EINFLUSS VON HAFTBRUECKEN AUF DIE HALTBARKEIT VON AUSBESSERUNGEN MIT ZEMENTMOERTEL (LABORVERSUCHE)

Im Strassenbau koennen beschaedigte Betonoberflaechen durch einen Aufbeton oder Moertel ausgebessert werden. Voraussetzung fuer die Haltbarkeit solcher Ausbesserungen ist ein ausreichend fester und dauerhafter Verbund zwischen Alt- und Neubeton. Dazu wird meist eine Haftbruecke zwischen beiden Komponenten aufgebracht. In Laborversuchen wurden 12 verschiedene Haftbruecken mit 5 unterschiedlichen Pruefmethoden untersucht. Es wurde festgestellt, dass mit optimal zusammengesetztem Zementleim als Haftbruecke (Wasser/Zementfaktor(z/w) = 0,35 und Verfluessiger) die Betonzugfestigkeit erreicht werden kann. Zusaetze aus Kunststoffdispersionen koennen die Festigkeit von Haftbruecken aus Zementleim mit w/z = 0,35 und Verfluessiger negativ beeinflussen. Gefuellte Epoxidharze eignen sich als Haftbruecken besser als ungefuellte Epoxidharze. Mit gefuellten Epoxidharzen kann die Haftfestigkeit von Zementleim-Haftbruecken unter Umstaenden uebertroffen werden.

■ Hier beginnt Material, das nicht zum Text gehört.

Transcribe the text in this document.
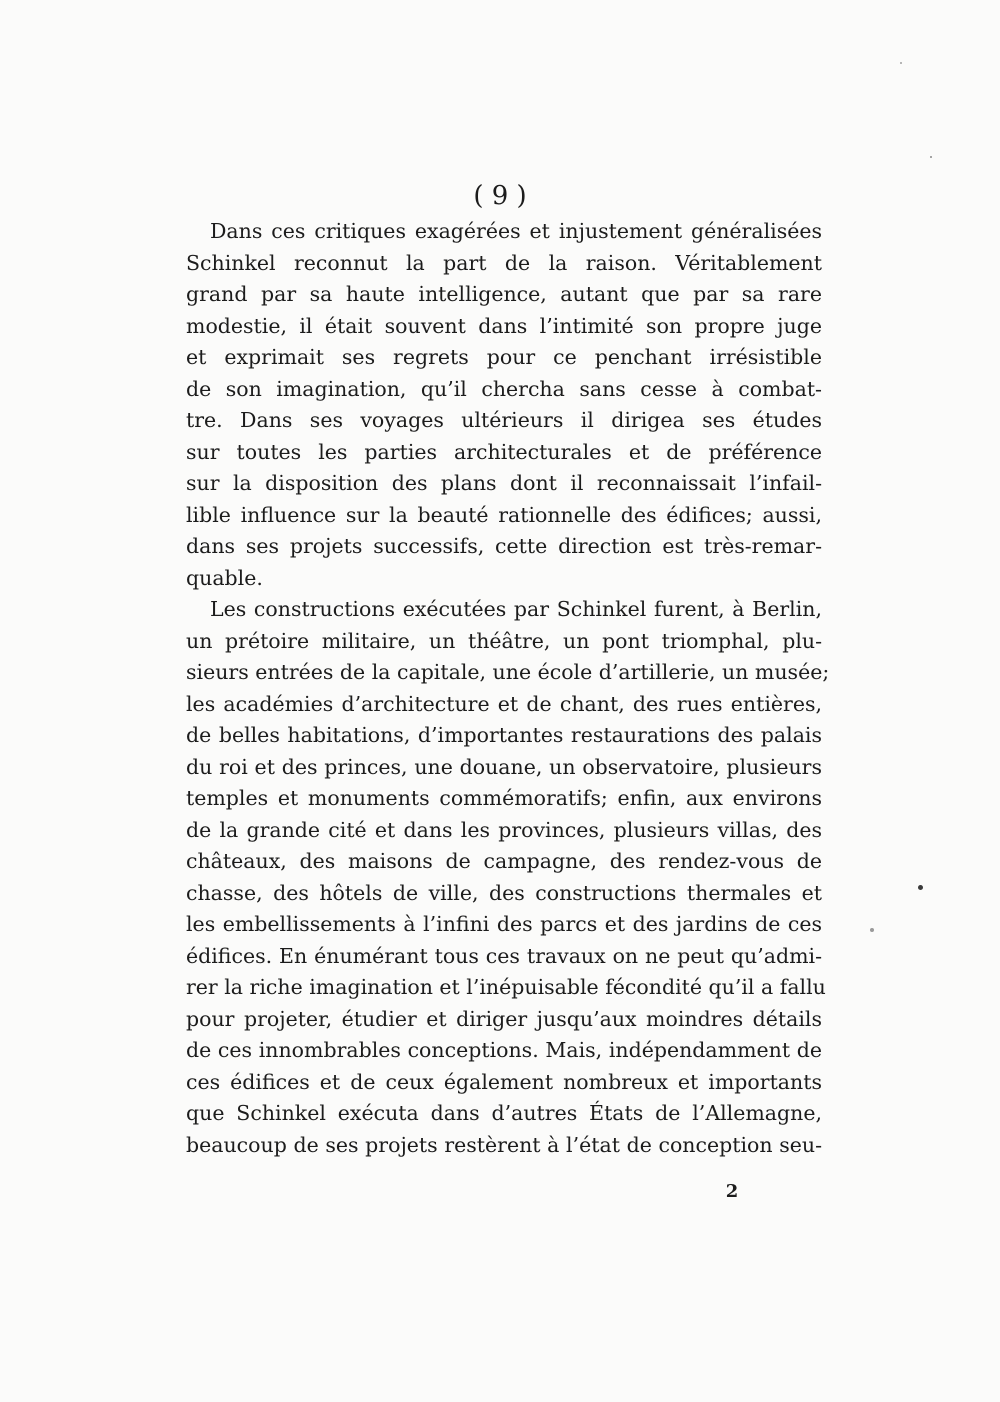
( 9 )
Dans ces critiques exagérées et injustement généralisées
Schinkel reconnut la part de la raison. Véritablement
grand par sa haute intelligence, autant que par sa rare
modestie, il était souvent dans l’intimité son propre juge
et exprimait ses regrets pour ce penchant irrésistible
de son imagination, qu’il chercha sans cesse à combat-
tre. Dans ses voyages ultérieurs il dirigea ses études
sur toutes les parties architecturales et de préférence
sur la disposition des plans dont il reconnaissait l’infail-
lible influence sur la beauté rationnelle des édifices; aussi,
dans ses projets successifs, cette direction est très-remar-
quable.
Les constructions exécutées par Schinkel furent, à Berlin,
un prétoire militaire, un théâtre, un pont triomphal, plu-
sieurs entrées de la capitale, une école d’artillerie, un musée;
les académies d’architecture et de chant, des rues entières,
de belles habitations, d’importantes restaurations des palais
du roi et des princes, une douane, un observatoire, plusieurs
temples et monuments commémoratifs; enfin, aux environs
de la grande cité et dans les provinces, plusieurs villas, des
châteaux, des maisons de campagne, des rendez-vous de
chasse, des hôtels de ville, des constructions thermales et
les embellissements à l’infini des parcs et des jardins de ces
édifices. En énumérant tous ces travaux on ne peut qu’admi-
rer la riche imagination et l’inépuisable fécondité qu’il a fallu
pour projeter, étudier et diriger jusqu’aux moindres détails
de ces innombrables conceptions. Mais, indépendamment de
ces édifices et de ceux également nombreux et importants
que Schinkel exécuta dans d’autres États de l’Allemagne,
beaucoup de ses projets restèrent à l’état de conception seu-
2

Oberflaechenbeschaffenheit, Arbeitssorgfalt und Nachbehandlung beeinflussen die Haftfestigkeit. Die Impraegnierung der Altbetonoberflaechen fuehrte zu keiner wesentlichen Veraenderung der Haftfestigkeit. Bei langer Lagerung unter Wasser nahmen die Festigkeiten der Haftbruecken zu; Luftlagerung hatte meist eine Festigkeitsabnahme zur Folge. Eine Ausnahme bildete dabei das gefuellte Epoxidharz, bei dem die Festigkeit gleich blieb. Bei Frost-Tauwechsel-Beanspruchung sank die Festigkeit aller Haftbruecken schon nach wenigen FT-Wechseln ab und erreichte nach 100 FTW 71 Prozent (Zementleim) beziehungsweise 52 Prozent (EP-Harz ungefuellt) des Ausgangswertes. Fuer die Untersuchungen wurden 5 verschiedene Pruefmethoden verwendet und entwickelt: Die bekannte Abziehmethode, der Zugversuch an gekerbten Bohrkernen und der Spaltzugversuch nach DIN 1048 streuten mit 13-17 Prozent relativ stark. Die sogenannte CT-Probe streute mit 4,7 Prozent am geringsten. Eine modifizierte Spaltzugmethode, die auch an Bohrkernen durchgefuehrt werden kann, ist mit 5,3 Prozent Streuung sehr zuverlaessig und einfach durchzufuehren. Der Spaltzugversuch und Versuche an CT-Proben eignen sich im allgemeinen nur fuer Laborversuche.